Gina and Oki were friends from their high school days in Jakarta. They met again when Gina went to Los Angeles early in 1992.

Tisnaya said their relationship had been strictly business, and stressed that it was not the drug business with which Gina had been associated, as suggested by some press reports.

"She got close to Oki in business matters only because she wanted to get some business experience there and wanted to save up some money to open her own property business in Indonesia," he said.

The family said that Oki had asked Gina to raise $200,000 to join in his property business in Los Angeles. This she duly did by collecting funds from relatives and friends.

"We only know that she had been cheated by this man," he said. "We also believe that her murder was connected with business and that the killing was carried out by more than one person."

"It's a syndicate," said Tisnaya. "The motive for the killing was nothing but business," he insisted.

When her body was found, Gina's baggage was still in perfect order "with not a single drug found," he said. "This proves that our girl had nothing to do with a drug syndicate!"

Tisnaya said the family initially employed American detectives to look for Gina. They later decided to do the work themselves.

"During our early efforts, through the help of an officer at Interpol, we found that Oki was the main person who should have known of her whereabouts, but we could not press him on this point for lack of evidence," he said.

The family reported Gina's disappearance to the Indonesian Consulate General's office in Los Angeles and also to the National Police in Jakarta. "But the police did not take the case seriously, and the Consulate General in Los Angeles accused our family of seeking sensation."
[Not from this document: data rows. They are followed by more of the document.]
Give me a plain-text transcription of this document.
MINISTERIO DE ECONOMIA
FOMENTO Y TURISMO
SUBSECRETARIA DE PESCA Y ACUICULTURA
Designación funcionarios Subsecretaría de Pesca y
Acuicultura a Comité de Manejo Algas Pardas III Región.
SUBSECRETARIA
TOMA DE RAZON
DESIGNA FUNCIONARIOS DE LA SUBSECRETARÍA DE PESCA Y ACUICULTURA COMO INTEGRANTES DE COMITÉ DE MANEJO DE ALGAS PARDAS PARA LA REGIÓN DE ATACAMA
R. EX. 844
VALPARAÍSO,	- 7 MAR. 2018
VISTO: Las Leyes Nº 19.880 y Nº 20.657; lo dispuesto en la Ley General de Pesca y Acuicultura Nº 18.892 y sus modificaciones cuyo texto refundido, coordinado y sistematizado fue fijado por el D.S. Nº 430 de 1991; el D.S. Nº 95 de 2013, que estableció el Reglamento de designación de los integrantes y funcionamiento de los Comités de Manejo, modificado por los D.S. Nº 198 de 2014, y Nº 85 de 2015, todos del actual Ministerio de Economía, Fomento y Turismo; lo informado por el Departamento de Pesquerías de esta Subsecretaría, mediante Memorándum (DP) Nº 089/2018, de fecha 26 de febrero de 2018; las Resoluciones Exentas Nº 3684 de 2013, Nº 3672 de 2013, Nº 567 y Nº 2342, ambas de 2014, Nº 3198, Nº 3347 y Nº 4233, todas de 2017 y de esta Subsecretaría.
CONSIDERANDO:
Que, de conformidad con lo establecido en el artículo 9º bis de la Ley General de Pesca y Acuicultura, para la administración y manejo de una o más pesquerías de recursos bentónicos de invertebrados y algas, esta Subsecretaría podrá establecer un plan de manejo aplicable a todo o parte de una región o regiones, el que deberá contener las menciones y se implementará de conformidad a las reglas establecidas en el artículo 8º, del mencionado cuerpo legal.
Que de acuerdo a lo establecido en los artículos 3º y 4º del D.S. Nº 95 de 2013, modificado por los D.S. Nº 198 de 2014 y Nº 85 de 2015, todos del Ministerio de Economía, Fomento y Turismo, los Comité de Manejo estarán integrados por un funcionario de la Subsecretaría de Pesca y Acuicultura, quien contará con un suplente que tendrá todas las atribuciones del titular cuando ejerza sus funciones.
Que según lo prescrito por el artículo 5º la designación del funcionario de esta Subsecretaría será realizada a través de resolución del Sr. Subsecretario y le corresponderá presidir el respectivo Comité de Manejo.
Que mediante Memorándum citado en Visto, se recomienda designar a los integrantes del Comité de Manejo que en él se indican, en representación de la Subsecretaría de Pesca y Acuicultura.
The family is now arranging to have Gina's remains flown home. The body is expected to arrive on Friday and will be buried at the Kemang Purut cemetery in South Jakarta.

Gina's father, 70-year old retired Air Force officer Sutan Aswar, developed a heart condition after Gina went missing, as a result of the anguish of the uncertainty and the long wait for news of his youngest daughter.

When the word arrived in December that police had identified Gina as one of three murder victims, the family had had to break the news to her father very slowly, Tisnaya said.